La IA refuerza la idea de que “nos la podemos con todo”. Si toda ganancia de eficiencia se convierte en más tareas, más reportes y más disponibilidad, la IA no será una herramienta de alivio, sino una tecnología de intensificación laboral. No trabajaremos menos: trabajaremos más rápido, en más frentes y con menos pausas.
Finalmente, estamos en presencia de herramientas capaces de transformar profundamente el trabajo, pero seguimos organizando ese trabajo bajo lógicas antiguas: más producción, más velocidad, más rendimiento, más control. Usar IA también es trabajar.
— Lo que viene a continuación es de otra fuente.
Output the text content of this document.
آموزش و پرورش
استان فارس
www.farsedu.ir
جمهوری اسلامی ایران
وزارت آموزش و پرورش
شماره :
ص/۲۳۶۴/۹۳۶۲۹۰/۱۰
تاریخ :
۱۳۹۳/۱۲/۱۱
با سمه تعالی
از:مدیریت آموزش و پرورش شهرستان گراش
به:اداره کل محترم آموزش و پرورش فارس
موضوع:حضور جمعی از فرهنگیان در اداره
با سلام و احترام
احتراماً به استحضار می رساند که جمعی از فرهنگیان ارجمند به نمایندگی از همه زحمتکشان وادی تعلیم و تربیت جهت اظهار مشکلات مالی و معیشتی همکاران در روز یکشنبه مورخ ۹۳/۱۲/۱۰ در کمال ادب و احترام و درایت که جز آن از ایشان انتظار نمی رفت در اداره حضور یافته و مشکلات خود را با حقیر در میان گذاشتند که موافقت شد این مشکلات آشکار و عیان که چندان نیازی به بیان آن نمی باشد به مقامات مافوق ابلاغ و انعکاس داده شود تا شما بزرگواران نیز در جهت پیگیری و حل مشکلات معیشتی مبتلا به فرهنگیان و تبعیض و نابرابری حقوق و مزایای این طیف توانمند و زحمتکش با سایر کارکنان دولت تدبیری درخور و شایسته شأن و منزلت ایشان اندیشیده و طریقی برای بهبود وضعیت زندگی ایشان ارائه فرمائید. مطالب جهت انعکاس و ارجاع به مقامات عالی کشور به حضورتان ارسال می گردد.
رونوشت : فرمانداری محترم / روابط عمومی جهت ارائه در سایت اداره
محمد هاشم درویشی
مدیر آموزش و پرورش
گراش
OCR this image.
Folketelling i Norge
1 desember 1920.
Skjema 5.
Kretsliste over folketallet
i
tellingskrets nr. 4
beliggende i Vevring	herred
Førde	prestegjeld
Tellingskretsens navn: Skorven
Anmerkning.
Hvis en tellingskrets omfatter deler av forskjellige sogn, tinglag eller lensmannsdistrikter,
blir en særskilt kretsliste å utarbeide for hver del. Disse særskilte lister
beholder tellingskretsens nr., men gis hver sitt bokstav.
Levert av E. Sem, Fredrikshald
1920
Hay que formular instrucciones, revisar resultados, corregir errores, verificar información, adaptar el tono y asumir la responsabilidad final. Ese trabajo de supervisión suele quedar invisible. La máquina produce, pero las personas deben validar. Por eso, incorporar IA responsablemente exige revisar cargas, establecer límites y reconocer el trabajo humano que sostiene su uso. La eficiencia no puede seguir entendiéndose solo como mayor productividad. También debe traducirse en tiempo protegido para pensar, aprender, cuidar la calidad y descansar.
La IA puede ser una herramienta valiosa, pero no aliviará el trabajo por sí sola. Solo lo hará si decidimos que el tiempo es un bien social que también merece ser protegido.